A vida não tem  importância e nada vale. Qualquer ser humano gostaria de saber isso sem fazer um teste de busca. Veja  só: acredito que muitos suicidas procuram saber o que há depois da morte. É uma excêntrica aventura para que saiba a verdade. Mas, acredito que ao chegar ao outro mundo, simplesmente  não se aporta a lugar algum. Permanece perdido ou inconsciente até lhe ser dada a oportunidade da regeneração. Não tem lógica alguma  o medo do ser humano, de morrer, de padecer, de aparecer em outra vida com milhares de problemas ou dívidas pendentes.
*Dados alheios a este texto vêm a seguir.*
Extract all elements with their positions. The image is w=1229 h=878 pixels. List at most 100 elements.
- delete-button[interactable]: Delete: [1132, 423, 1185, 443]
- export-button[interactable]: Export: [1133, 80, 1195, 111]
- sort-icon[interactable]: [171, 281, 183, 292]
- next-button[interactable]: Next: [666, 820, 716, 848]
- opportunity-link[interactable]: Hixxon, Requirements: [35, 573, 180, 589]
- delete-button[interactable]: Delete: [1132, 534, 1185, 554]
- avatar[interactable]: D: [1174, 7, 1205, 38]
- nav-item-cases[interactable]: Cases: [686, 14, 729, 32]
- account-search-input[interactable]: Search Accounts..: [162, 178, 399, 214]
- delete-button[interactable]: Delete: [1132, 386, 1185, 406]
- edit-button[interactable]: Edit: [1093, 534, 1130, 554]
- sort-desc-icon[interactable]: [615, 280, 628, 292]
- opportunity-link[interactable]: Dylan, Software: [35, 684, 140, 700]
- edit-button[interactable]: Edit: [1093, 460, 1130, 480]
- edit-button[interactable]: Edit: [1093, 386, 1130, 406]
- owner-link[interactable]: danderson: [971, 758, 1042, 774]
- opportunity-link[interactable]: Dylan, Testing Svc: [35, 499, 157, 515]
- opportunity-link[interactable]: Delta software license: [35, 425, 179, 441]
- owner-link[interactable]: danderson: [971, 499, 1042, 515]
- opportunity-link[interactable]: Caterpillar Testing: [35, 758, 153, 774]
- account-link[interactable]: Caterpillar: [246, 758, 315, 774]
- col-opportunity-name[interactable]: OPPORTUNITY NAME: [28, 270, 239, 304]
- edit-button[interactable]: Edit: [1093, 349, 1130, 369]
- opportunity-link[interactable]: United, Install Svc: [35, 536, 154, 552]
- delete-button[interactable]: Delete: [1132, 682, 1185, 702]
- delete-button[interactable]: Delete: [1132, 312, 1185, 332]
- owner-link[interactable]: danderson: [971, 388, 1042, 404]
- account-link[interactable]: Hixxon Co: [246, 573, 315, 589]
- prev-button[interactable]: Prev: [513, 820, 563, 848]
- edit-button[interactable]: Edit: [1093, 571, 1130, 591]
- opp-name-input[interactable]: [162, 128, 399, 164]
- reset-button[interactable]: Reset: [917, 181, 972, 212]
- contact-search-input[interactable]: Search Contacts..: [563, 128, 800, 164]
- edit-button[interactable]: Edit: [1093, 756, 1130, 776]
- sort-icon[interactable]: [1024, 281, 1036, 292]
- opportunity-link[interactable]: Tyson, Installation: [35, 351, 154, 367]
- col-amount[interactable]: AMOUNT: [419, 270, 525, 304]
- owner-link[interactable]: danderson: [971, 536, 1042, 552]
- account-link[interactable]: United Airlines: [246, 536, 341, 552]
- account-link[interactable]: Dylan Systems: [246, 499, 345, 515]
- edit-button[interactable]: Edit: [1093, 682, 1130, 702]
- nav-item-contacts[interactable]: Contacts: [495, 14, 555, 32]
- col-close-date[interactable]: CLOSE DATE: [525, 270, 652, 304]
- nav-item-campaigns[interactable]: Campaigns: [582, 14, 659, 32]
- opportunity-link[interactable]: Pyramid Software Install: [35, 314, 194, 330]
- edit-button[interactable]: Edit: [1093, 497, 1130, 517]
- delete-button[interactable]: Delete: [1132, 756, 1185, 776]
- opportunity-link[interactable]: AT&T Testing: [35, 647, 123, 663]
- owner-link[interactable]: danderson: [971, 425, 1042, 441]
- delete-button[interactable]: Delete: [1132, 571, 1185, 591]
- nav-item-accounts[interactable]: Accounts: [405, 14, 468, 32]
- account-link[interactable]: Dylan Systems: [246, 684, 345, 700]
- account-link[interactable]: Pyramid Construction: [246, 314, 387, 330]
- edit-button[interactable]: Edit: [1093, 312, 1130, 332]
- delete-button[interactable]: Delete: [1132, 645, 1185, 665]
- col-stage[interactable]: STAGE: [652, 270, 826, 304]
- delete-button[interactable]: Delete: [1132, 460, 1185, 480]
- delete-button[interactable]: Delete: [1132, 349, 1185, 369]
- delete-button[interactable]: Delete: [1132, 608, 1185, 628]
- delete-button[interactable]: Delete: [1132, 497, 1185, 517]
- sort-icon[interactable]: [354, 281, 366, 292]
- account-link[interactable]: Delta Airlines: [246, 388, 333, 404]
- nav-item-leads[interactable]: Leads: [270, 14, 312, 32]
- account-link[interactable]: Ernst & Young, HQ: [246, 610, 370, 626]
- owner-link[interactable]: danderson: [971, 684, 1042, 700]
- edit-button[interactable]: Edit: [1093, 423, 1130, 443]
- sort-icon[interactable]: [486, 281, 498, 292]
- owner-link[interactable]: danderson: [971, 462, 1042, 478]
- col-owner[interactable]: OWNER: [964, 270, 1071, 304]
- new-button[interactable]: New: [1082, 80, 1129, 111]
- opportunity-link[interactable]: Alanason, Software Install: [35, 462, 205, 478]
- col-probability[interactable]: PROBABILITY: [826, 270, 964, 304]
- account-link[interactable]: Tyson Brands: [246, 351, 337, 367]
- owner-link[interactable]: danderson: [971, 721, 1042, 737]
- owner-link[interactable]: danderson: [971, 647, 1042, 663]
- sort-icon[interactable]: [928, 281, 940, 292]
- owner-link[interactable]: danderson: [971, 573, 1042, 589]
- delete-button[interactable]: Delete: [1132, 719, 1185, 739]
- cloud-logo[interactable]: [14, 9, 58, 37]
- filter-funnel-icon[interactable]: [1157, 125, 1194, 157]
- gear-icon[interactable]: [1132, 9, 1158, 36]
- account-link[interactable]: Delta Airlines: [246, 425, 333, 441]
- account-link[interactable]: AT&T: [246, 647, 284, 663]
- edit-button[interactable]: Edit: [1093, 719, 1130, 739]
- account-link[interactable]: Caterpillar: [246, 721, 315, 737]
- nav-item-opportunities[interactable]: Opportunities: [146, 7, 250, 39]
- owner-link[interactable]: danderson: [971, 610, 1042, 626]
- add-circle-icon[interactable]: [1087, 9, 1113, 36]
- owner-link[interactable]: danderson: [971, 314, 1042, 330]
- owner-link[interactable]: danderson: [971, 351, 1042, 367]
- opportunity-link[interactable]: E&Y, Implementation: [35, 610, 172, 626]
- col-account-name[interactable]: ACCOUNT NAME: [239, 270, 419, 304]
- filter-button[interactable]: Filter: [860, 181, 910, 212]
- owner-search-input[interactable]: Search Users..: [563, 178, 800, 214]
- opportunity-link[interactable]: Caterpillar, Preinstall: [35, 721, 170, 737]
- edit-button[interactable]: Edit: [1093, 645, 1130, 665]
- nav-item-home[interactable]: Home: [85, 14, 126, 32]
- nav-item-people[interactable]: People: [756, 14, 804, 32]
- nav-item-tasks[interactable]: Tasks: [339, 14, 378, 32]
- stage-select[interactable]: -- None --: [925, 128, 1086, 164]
No meu Juízo Final, que escrevi  aos 11 anos, cheguei ao tribunal e desafiei as suas normas. Não tenho culpa por estar vivendo. Não sei por que  me colocaram neste mundo. Não me deram uma função para executar. Estou mais perdido que cego em tiroteio. Por  que não me disseram: você tem que lutar pelo Cristianismo, ou pelo Budismo,  ou pelo ideal Muçulmano? Mas me deixaram à deriva num mar sem bússola. O  que pude fazer foi, simplesmente, seguir o intuito, os instintos, sem, absolutamente nenhuma orientação.

Agora aqui estou e pergunto: o amanhã começa agora, ou começou ontem, ou será que amanhã ocorrerá a sua arrancada? Mas algo me diz  que estamos atrasados, o  amanhã começa (e não começou) ontem. Temos  que tomar consciência do agora, do já, é preciso fazer e entender que ou vamos à frente ou seremos definitivamente destruídos. A solução está em nossas mãos. Pelo menos, ao alcance da lógica.



MAZELAS DIGITAIS QUE PRECISAM ACABAR ENQUANTO É TEMPO



No tempo do Tarzan os  seres humanos se comunicavam via som do tambor. O ruído atravessava rios e lagos, planícies e montanhas, e chegava puro, claro e   insofismável ao seu destino. Mas os seres humanos, habitantes do mundo, cujo mundo ainda não conhecem, resolveram mudar os recados para boca a ouvido, depois telégrafo, telefone, rádio, TV, internet. Quanto mais parecia que a evolução estava em funcionamento mais se degradavam o sentido e a pureza da informação. Até que hoje chegamos à telefonia celular.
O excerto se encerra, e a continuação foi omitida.